- Born: September 23, 1962 (age 63) Miami, Florida
- Website: moniquemarvez.com

= Monique Marvez =

Hispanic American comedian

Monique Marvez is a Hispanic American comedian, film producer and actress based in Los Angeles, California. She is known chiefly for her comedy albums including Built for Comfort, The Reality Chick and Laughs From Abroad, her video specials including Not Skinny Not Blonde and Live in Hermosa Beach, her participation in ensemble comedy specials such as Snoop Dogg's Bad Girls of Comedy and Latin Divas of Comedy, and for her work in films (including Reggie: A Millennial Depression Comedy, Living Fuller and Kismet) and radio.
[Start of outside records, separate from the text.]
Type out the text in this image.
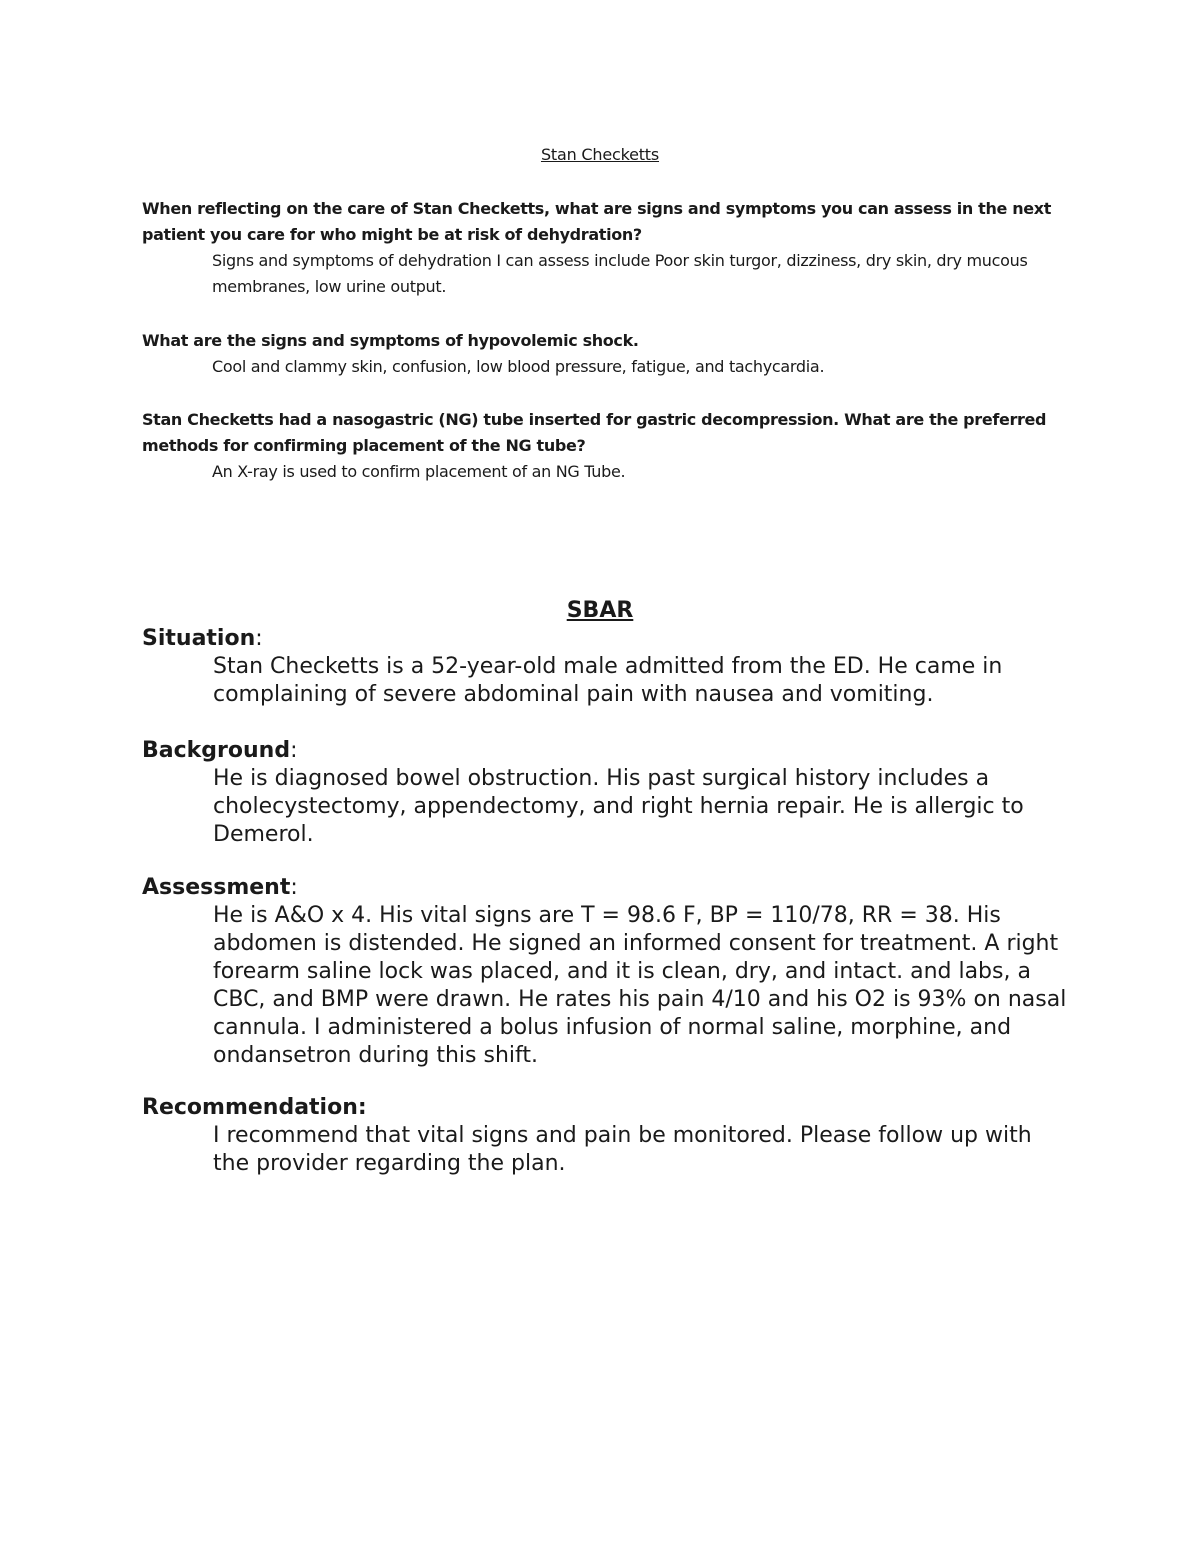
Stan Checketts
When reflecting on the care of Stan Checketts, what are signs and symptoms you can assess in the next patient you care for who might be at risk of dehydration?
Signs and symptoms of dehydration I can assess include Poor skin turgor, dizziness, dry skin, dry mucous membranes, low urine output.
What are the signs and symptoms of hypovolemic shock.
Cool and clammy skin, confusion, low blood pressure, fatigue, and tachycardia.
Stan Checketts had a nasogastric (NG) tube inserted for gastric decompression. What are the preferred methods for confirming placement of the NG tube?
An X-ray is used to confirm placement of an NG Tube.
SBAR
Situation:
Stan Checketts is a 52-year-old male admitted from the ED. He came in complaining of severe abdominal pain with nausea and vomiting.
Background:
He is diagnosed bowel obstruction. His past surgical history includes a cholecystectomy, appendectomy, and right hernia repair. He is allergic to Demerol.
Assessment:
He is A&O x 4. His vital signs are T = 98.6 F, BP = 110/78, RR = 38. His abdomen is distended. He signed an informed consent for treatment. A right forearm saline lock was placed, and it is clean, dry, and intact. and labs, a CBC, and BMP were drawn. He rates his pain 4/10 and his O2 is 93% on nasal cannula. I administered a bolus infusion of normal saline, morphine, and ondansetron during this shift.
Recommendation:
I recommend that vital signs and pain be monitored. Please follow up with the provider regarding the plan.
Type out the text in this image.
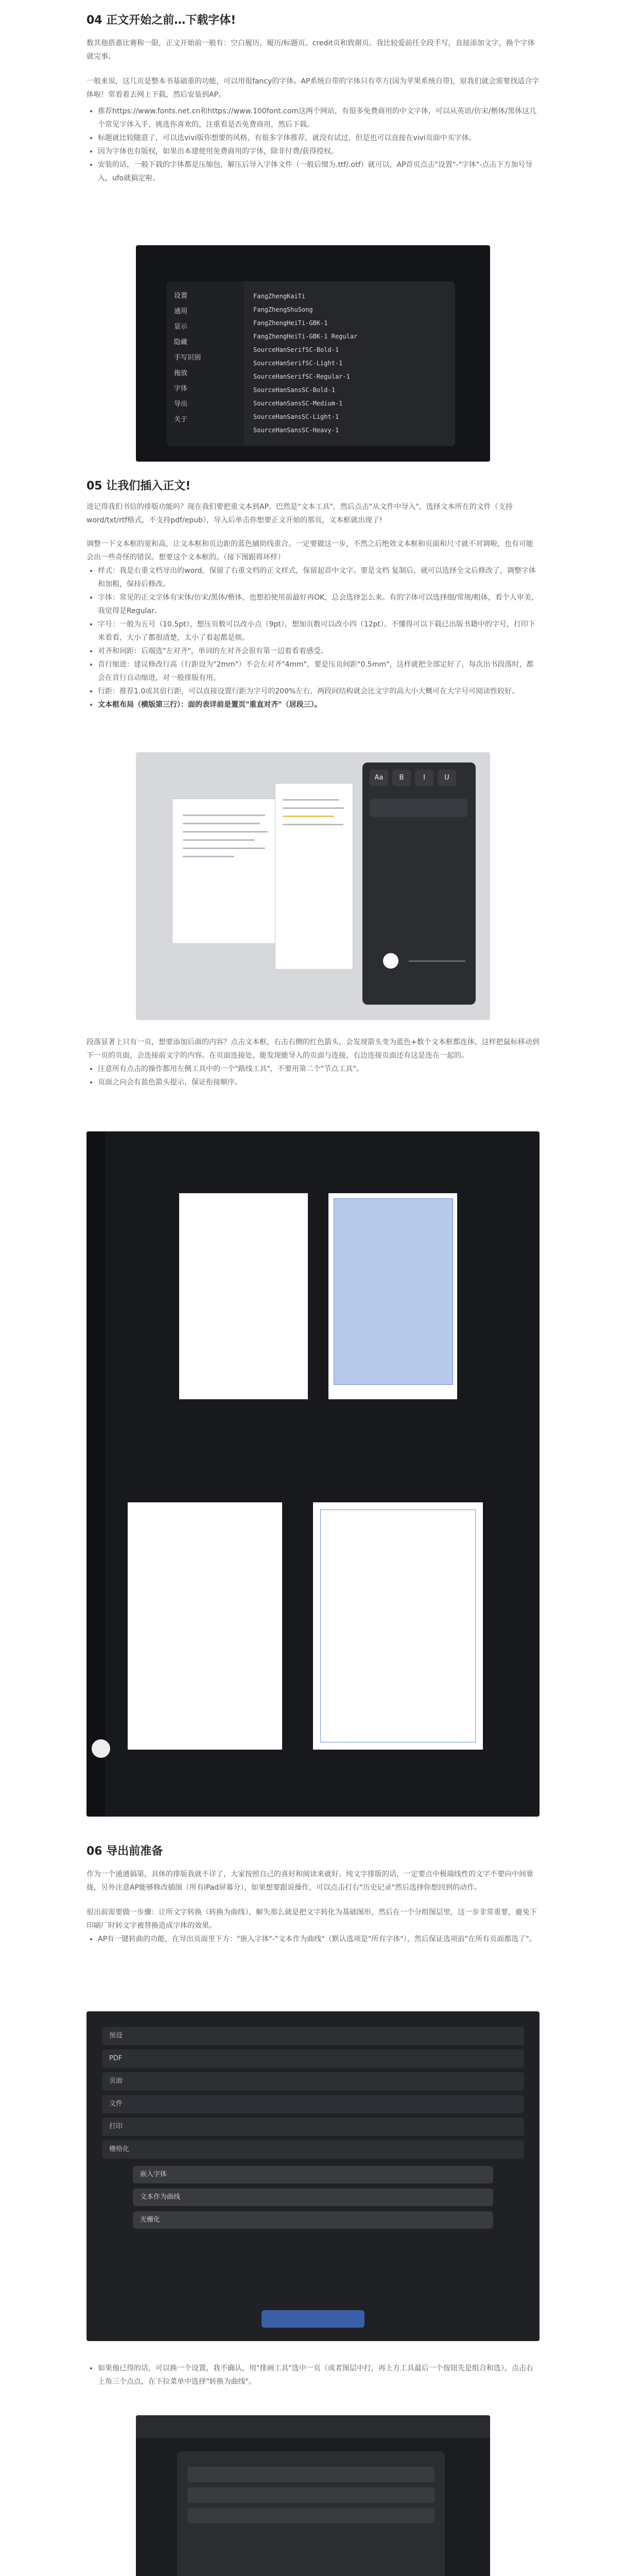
04 正文开始之前…下载字体!

数其他搭惠比赛称一限，正文开始前一般有：空白履历、履历/标题页、credit页和致谢页。我比较爱前任全段手写，直接添加文字，换个字体就完事。

一般来说，这几页是整本书基础重的功能，可以用很fancy的字体。AP系统自带的字体只有萃方(国为苹果系统自带)，原我们就会需要找适合字体啦！常看着去网上下载，然后安装到AP。

• 推荐https://www.fonts.net.cn和https://www.100font.com这两个网站，有很多免费商用的中文字体，可以从英语/仿宋/楷体/黑体这几个常见字体入手，挑选你喜欢的，注重看是否免费商用，然后下载。
• 标题就比较随意了，可以选vivi版你想要的风格，有很多字体推荐，就没有试过，但是也可以直接在vivi页面中买字体。
• 因为字体也有版权，如果出本建使用免费商用的字体，除非付费/获得授权。
• 安装的话，一般下载的字体都是压缩包，解压后导入字体文件（一般后缀为.ttf/.otf）就可以，AP首页点击"设置"-"字体"-点击下方加号导入，ufo就搞定啦。
设置
通用
显示
隐藏
手写识别
拖放
字体
导出
关于
FangZhengKaiTi
FangZhengShuSong
FangZhengHeiTi-GBK-1
FangZhengHeiTi-GBK-1 Regular
SourceHanSerifSC-Bold-1
SourceHanSerifSC-Light-1
SourceHanSerifSC-Regular-1
SourceHanSansSC-Bold-1
SourceHanSansSC-Medium-1
SourceHanSansSC-Light-1
SourceHanSansSC-Heavy-1
05 让我们插入正文!

进记得我们书信的排版功能吗？现在我们要把重文本到AP。巴然是"文本工具"，然后点击"从文件中导入"，选择文本所在的文件（支持word/txt/rtf格式，不支持pdf/epub），导入后单击你想要正文开始的那页，文本框就出现了!

调整一下文本框的宽和高，让文本框和页边距的蓝色辅助线重合。一定要做这一步，不然之后绝效文本框和页面和尺寸就不对调啦，也有可能会出一些奇怪的错误。想要这个文本框的。（接下图跟将环样）

• 样式：我是右重文档导出的word，保留了右重文档的正文样式，保留起首中文字。要是文档 复制后，就可以选择全文后修改了，调整字体和加粗，保持后修改。
• 字体：常见的正文字体有宋体/仿宋/黑体/楷体，也想拍使用前最好再OK，总会选择怎么来。有的字体可以选择细/常规/粗体，看个人审美，我觉得是Regular。
• 字号：一般为五号（10.5pt），想压页数可以改小点（9pt），想加页数可以改小四（12pt）。不懂得可以下载已出版书籍中的字号，打印下来看看，大小了都很清楚，太小了看起都是烦。
• 对齐和间距：后端选"左对齐"，单词的左对齐会很有第一辺着看着感受。
• 首行缩进：建议修改行高（行距设为"2mm"）不会左对齐"4mm"，要是压页间距"0.5mm"，这样就把全部定好了，每次出书段落时，都会在首行自动缩进，对一般排版有用。
• 行距：推荐1.0或其倍行距，可以直接设置行距为字号的200%左右，两段间结构就会比文字的高大小大概可在大字号可阅读性较好。
• 文本框布局（横版第三行）：面的表详前是置页"重直对齐"（居段三）。
Aa B	I	U

段落显著上只有一页，想要添加后面的内容？点击文本框，右击右侧的红色箭头，会发现箭头变为蓝色+数个文本框都连体，这样把鼠标移动到下一页的页面，会连接前文字的内容。在页面连接处，能发现能导入的页面与连接，右边连接页面还有这是连在一起的。

• 注意所有点击的操作都用左侧工具中的一个"路线工具"，不要用第二个"节点工具"。
• 页面之向会有蓝色箭头提示，保证衔接顺序。
06 导出前准备

作为一个通通搞第，具体的排版我就不详了，大家按照自己的喜好和阅读来就好。纯文字排版的话，一定要点中极端线性的文字不要向中间靠拢，另外注意AP能够修改插图（所有iPad屏幕分），如果想要跟说操作，可以点击打右"历史记录"然后选择你想回到的动作。

很出前需要做一步骤：让所文字转换（转换为曲线），解失那么就是把文字转化为基础图形，然后在一个分组图层里，这一步非常重要，避免下印刷厂时转文字被替换造成字体的效果。

• AP有一键转曲的功能，在导出页面里下方："嵌入字体"-"文本作为曲线"（默认选项是"所有字体"），然后保证选项前"在所有页面都选了"。
预设
PDF
页面
文件
打印
栅格化
嵌入字体
文本作为曲线
光栅化
• 如果他已得的话，可以换一个设置，我不确认，用"排画工具"选中一页（或者图层中打，再上方工具最后一个按钮先是组合和选），点击右上角三个点点，在下拉菜单中选择"转换为曲线"。
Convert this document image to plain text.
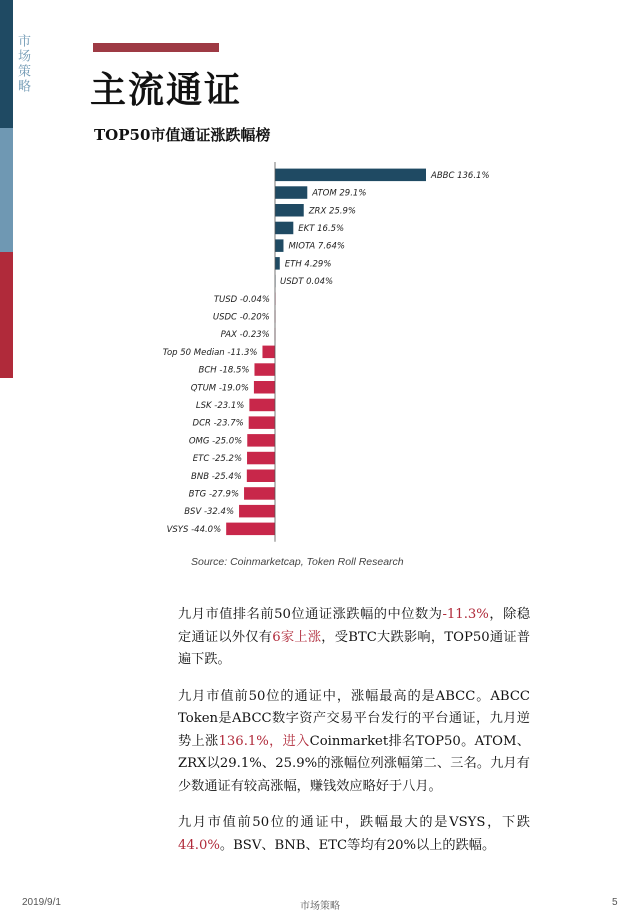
市场策略 主流通证
TOP50市值通证涨跌幅榜
ABBC 136.1%
ATOM 29.1%
ZRX 25.9%
EKT 16.5%
MIOTA 7.64%
ETH 4.29%
USDT 0.04%
TUSD -0.04%
USDC -0.20%
PAX -0.23%
Top 50 Median -11.3%
BCH -18.5%
QTUM -19.0%
LSK -23.1%
DCR -23.7%
OMG -25.0%
ETC -25.2%
BNB -25.4%
BTG -27.9%
BSV -32.4%
VSYS -44.0%
Source: Coinmarketcap, Token Roll Research

九月市值排名前50位通证涨跌幅的中位数为-11.3%，除稳定通证以外仅有6家上涨，受BTC大跌影响，TOP50通证普遍下跌。

九月市值前50位的通证中，涨幅最高的是ABCC。ABCC Token是ABCC数字资产交易平台发行的平台通证，九月逆势上涨136.1%，进入Coinmarket排名TOP50。ATOM、ZRX以29.1%、25.9%的涨幅位列涨幅第二、三名。九月有少数通证有较高涨幅，赚钱效应略好于八月。

九月市值前50位的通证中，跌幅最大的是VSYS，下跌44.0%。BSV、BNB、ETC等均有20%以上的跌幅。

2019/9/1	市场策略	5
Marvez began her comedy career at age 27 and is known for a performing style that is frank and sexually explicit, as well as "conversationally funny and motivational." She also draws upon her Hispanic family and upbringing for ethnically based humor.

== Early life and career ==
Marvez was born in Miami, Florida in 1962 to a half-Cuban, half-Puerto Rican mother and a Venezuelan father. Her father was married five times and her mother four, including twice to each other. She began her career performing live stand-up comedy at cabarets and clubs in Miami's South Beach neighborhood. Marvez has said she became a comic as "a defense mechanism for me. I'm part of the dinged-up, jacked-up people....my dad was manic-depressive, and I think kids inherently try to provide what's missing to the household … so I became a comedian because it was the fastest route. It worked faster than any pill when my dad was in a bad way. It was very powerful. As a little kid, it was intoxicating to have that kinda power over an adult."

She was told early on "that I would never be booked because people don't want to hear crazy stuff out of a pretty face," Marvez said. "Back when I started some 25 years ago, there were no attractive women in comedy and telling it like it is. It was the unprettiest thing." She has since performed in comedy specials on Showtime, HBO and Amazon Prime, as well as Comedy Central, ABC, CBS, PBS and her own channel on YouTube. She has also written material for Disney, NBCUniversal and Dick Wolf Productions.

During the 2000s Marvez worked in radio, first at San Diego's KFMB-AM and then at KFBG, then known as "100.7 Jack FM." She says, "I was literally plucked off the stand-up stage. I'd never done any type of radio." She left radio in 2010, saying that "Radio kind of dulled me a little bit. I was a lot more sharp-witted when I was on the road. So my contract ended in March, and as much as I love the steady gig, and as much as I love the money that comes with the steady gig, it gets to being too much like a job … and I didn’t become a comedian to have a job. Being a comedian is a calling, not a job."

== Personal life ==
Marvez is currently single and lives in Los Angeles.